Dearman’s technology uses a heat exchange fluid which allows near-isothermal, or constant temperature, expansion of nitrogen, increasing the engine’s efficiency. The only emission from a Dearman engine is air – or nitrogen.
It’s an added advantage that liquid nitrogen is both cheap and easy to get hold of. That’s because industrial gas companies produce large quantities of the stuff as waste, so there’s no need to build new plants to produce chilled air.
“With liquid nitrogen, you don’t have a chicken and egg problem with infrastructure. And we have oversupply of nitrogen,” says Peters, who is now a Dearman non-executive board member.
The Carbon Trust estimates that liquid nitrogen can be supplied in the UK at 5-8 pence per litre, making it competitive with taxed diesel.
Dearman’s engines are already being trialled by British supermarkets Sainsbury’s and M&S as well as Anglo-Dutch firm Unilever. The firm plans to have 30 cooling trucks on the road by end-2018.
Cold chain is heating up
It’s important that technologies such as Dearman’s become commercially successful because demand for cold storage and transport is sure to grow rapidly.
That’s clearly the case in emerging economies, where the lack of a temperature-controlled integrated network of warehouses, packaging facilities and vehicles means that as much as 40 per cent of perishable food is lost before reaching the plate.
Building a cold chain in the developing world would not only reduce post-harvest loss, but would also enable farmers to sell their products in cities, where prices can be many times higher.
It would also allow farms to produce higher value-added products – dairy farmers producing yogurt or ice cream for example, Peters adds.
In India, just 4 per cent of fresh produce passes through this cold chain, compared with over 70 per cent in developed countries. China’s cold storage capacity stands at 3.7 cubic feet per capita, just a third of that in the US, even though it has grown 20 times since 2007.
More concerning, though, is that a lack of cold storage and transport hampers the effective distribution of vaccines which prevent infectious diseases. An estimated 2 million die in developing countries because of the lack of such medicines, according to the World Health Organization.
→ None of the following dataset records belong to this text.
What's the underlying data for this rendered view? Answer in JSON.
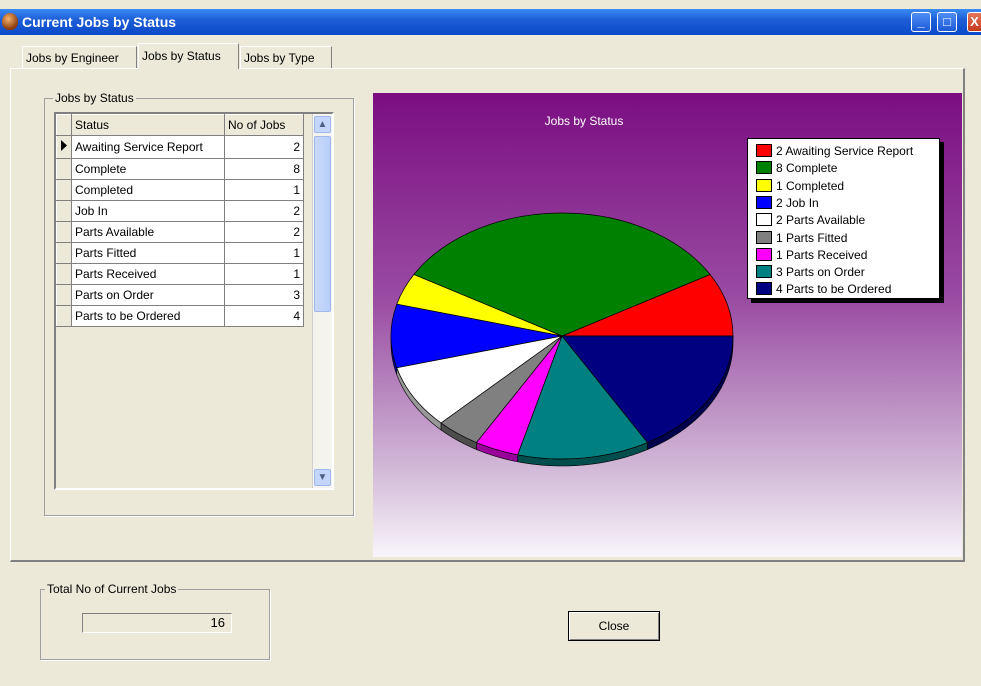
{
  "window": {
    "title": "Current Jobs by Status",
    "controls": {
      "minimize": "_",
      "maximize": "□",
      "close": "X"
    }
  },
  "tabs": [
    {
      "label": "Jobs by Engineer",
      "active": false
    },
    {
      "label": "Jobs by Status",
      "active": true
    },
    {
      "label": "Jobs by Type",
      "active": false
    }
  ],
  "status_group": {
    "label": "Jobs by Status",
    "columns": [
      "Status",
      "No of Jobs"
    ],
    "rows": [
      {
        "status": "Awaiting Service Report",
        "count": "2",
        "current": true
      },
      {
        "status": "Complete",
        "count": "8"
      },
      {
        "status": "Completed",
        "count": "1"
      },
      {
        "status": "Job In",
        "count": "2"
      },
      {
        "status": "Parts Available",
        "count": "2"
      },
      {
        "status": "Parts Fitted",
        "count": "1"
      },
      {
        "status": "Parts Received",
        "count": "1"
      },
      {
        "status": "Parts on Order",
        "count": "3"
      },
      {
        "status": "Parts to be Ordered",
        "count": "4"
      }
    ]
  },
  "chart_data": {
    "type": "pie",
    "title": "Jobs by Status",
    "legend_position": "top-right",
    "categories": [
      "Awaiting Service Report",
      "Complete",
      "Completed",
      "Job In",
      "Parts Available",
      "Parts Fitted",
      "Parts Received",
      "Parts on Order",
      "Parts to be Ordered"
    ],
    "values": [
      2,
      8,
      1,
      2,
      2,
      1,
      1,
      3,
      4
    ],
    "legend": [
      "2 Awaiting Service Report",
      "8 Complete",
      "1 Completed",
      "2 Job In",
      "2 Parts Available",
      "1 Parts Fitted",
      "1 Parts Received",
      "3 Parts on Order",
      "4 Parts to be Ordered"
    ],
    "colors": [
      "#FF0000",
      "#008000",
      "#FFFF00",
      "#0000FF",
      "#FFFFFF",
      "#808080",
      "#FF00FF",
      "#008080",
      "#000080"
    ]
  },
  "total_group": {
    "label": "Total No of Current Jobs",
    "value": "16"
  },
  "close_button": {
    "label": "Close"
  }
}
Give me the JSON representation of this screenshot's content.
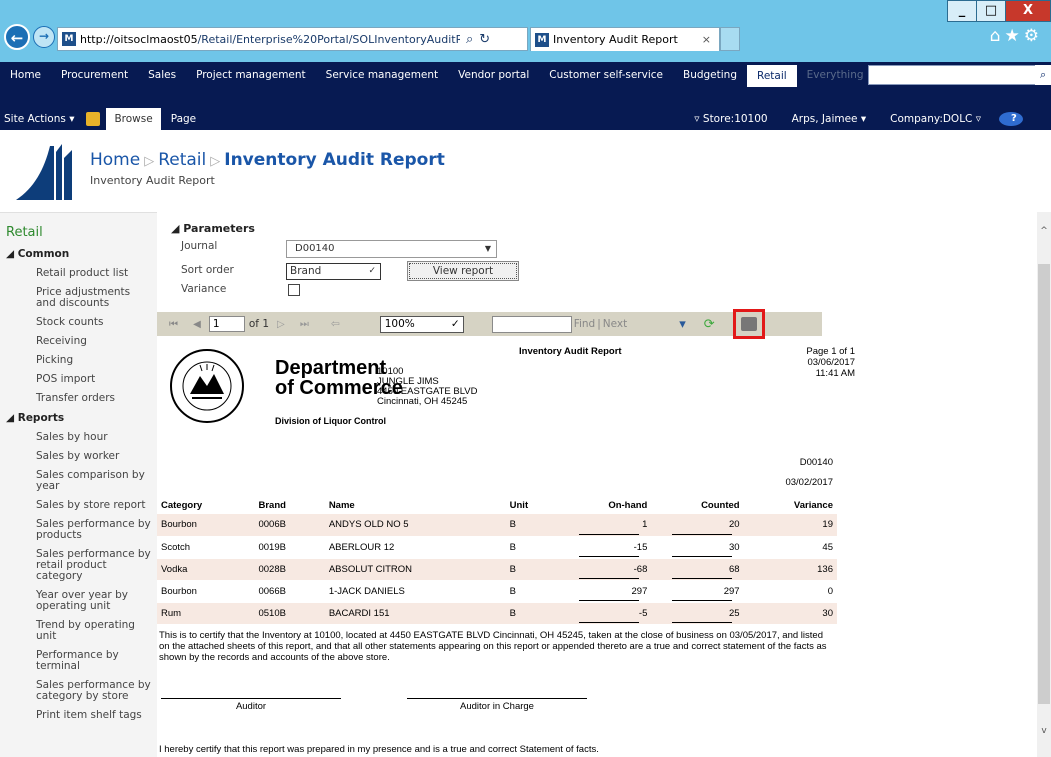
{
  "browser": {
    "url_host": "http://oitsoclmaost05",
    "url_path": "/Retail/Enterprise%20Portal/SOLInventoryAuditRepor",
    "tab_title": "Inventory Audit Report",
    "tab_close": "×",
    "win_min": "_",
    "win_max": "□",
    "win_close": "X",
    "search_icon": "⌕",
    "refresh_icon": "↻"
  },
  "topnav": {
    "items": [
      "Home",
      "Procurement",
      "Sales",
      "Project management",
      "Service management",
      "Vendor portal",
      "Customer self-service",
      "Budgeting",
      "Retail"
    ],
    "everything": "Everything",
    "search_icon": "⌕"
  },
  "ribbon": {
    "site_actions": "Site Actions ▾",
    "browse": "Browse",
    "page": "Page",
    "store": "▿ Store:10100",
    "user": "Arps, Jaimee ▾",
    "company": "Company:DOLC ▿",
    "help": "?"
  },
  "header": {
    "crumb_home": "Home",
    "crumb_retail": "Retail",
    "crumb_current": "Inventory Audit Report",
    "subtitle": "Inventory Audit Report",
    "sep": "▷"
  },
  "leftnav": {
    "retail": "Retail",
    "common_header": "◢ Common",
    "common_items": [
      "Retail product list",
      "Price adjustments and discounts",
      "Stock counts",
      "Receiving",
      "Picking",
      "POS import",
      "Transfer orders"
    ],
    "reports_header": "◢ Reports",
    "report_items": [
      "Sales by hour",
      "Sales by worker",
      "Sales comparison by year",
      "Sales by store report",
      "Sales performance by products",
      "Sales performance by retail product category",
      "Year over year by operating unit",
      "Trend by operating unit",
      "Performance by terminal",
      "Sales performance by category by store",
      "Print item shelf tags"
    ]
  },
  "params": {
    "header": "◢ Parameters",
    "journal_label": "Journal",
    "journal_value": "D00140",
    "sort_label": "Sort order",
    "sort_value": "Brand",
    "variance_label": "Variance",
    "view_report": "View report"
  },
  "toolbar": {
    "first_prev": "⏮ ◀",
    "page": "1",
    "of": "of 1",
    "next_last": "▷ ⏭",
    "back": "⇦",
    "zoom": "100%",
    "find": "Find",
    "next": "Next",
    "find_sep": "|",
    "export_icon": "▾"
  },
  "report": {
    "dept_line1": "Department",
    "dept_line2": "of Commerce",
    "division": "Division of Liquor Control",
    "store_id": "10100",
    "store_name": "JUNGLE JIMS",
    "store_address": "4450 EASTGATE BLVD",
    "store_city": "Cincinnati, OH 45245",
    "title": "Inventory Audit Report",
    "page_info": "Page 1 of 1",
    "print_date": "03/06/2017",
    "print_time": "11:41 AM",
    "journal_id": "D00140",
    "report_date": "03/02/2017",
    "seal_top": "STATE OF OHIO",
    "seal_bottom": "DEPARTMENT OF COMMERCE",
    "columns": [
      "Category",
      "Brand",
      "Name",
      "Unit",
      "On-hand",
      "Counted",
      "Variance"
    ],
    "rows": [
      [
        "Bourbon",
        "0006B",
        "ANDYS OLD NO 5",
        "B",
        "1",
        "20",
        "19"
      ],
      [
        "Scotch",
        "0019B",
        "ABERLOUR 12",
        "B",
        "-15",
        "30",
        "45"
      ],
      [
        "Vodka",
        "0028B",
        "ABSOLUT CITRON",
        "B",
        "-68",
        "68",
        "136"
      ],
      [
        "Bourbon",
        "0066B",
        "1-JACK DANIELS",
        "B",
        "297",
        "297",
        "0"
      ],
      [
        "Rum",
        "0510B",
        "BACARDI 151",
        "B",
        "-5",
        "25",
        "30"
      ]
    ],
    "certify_text": "This is to certify that the Inventory at 10100, located at 4450 EASTGATE BLVD Cincinnati, OH 45245, taken at the close of business on 03/05/2017, and listed on the attached sheets of this report, and that all other statements appearing on this report or appended thereto are a true and correct statement of the facts as shown by the records and accounts of the above store.",
    "auditor": "Auditor",
    "auditor_in_charge": "Auditor in Charge",
    "certify2": "I hereby certify that this report was prepared in my presence and is a true and correct Statement of facts."
  },
  "colors": {
    "titlebar": "#6fc5e8",
    "nav": "#071a52",
    "row_alt": "#f7e9e2",
    "highlight": "#e21818"
  }
}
There is a conundrum in all this, however. If emerging economies use their growing resources to build a traditional cold chain, it could have dire consequences for the environment.
Refrigerated trucks are a particular problem as the diesel auxiliary engines they use for cooling emit 29 times more particulate matter and six times more nitrogen dioxide than their primary engines.
“If you deliver a cold chain that runs on diesel, you swap one problem with another – environmental catastrophe. As we build a new cold chain in a clean and sustainable fashion, we want to leapfrog the new technologies,” Peters says. “I look at a cold chain as an infrastructure that has a number of benefits – protect value, create new markets and enable rural communities to move up the value chain.”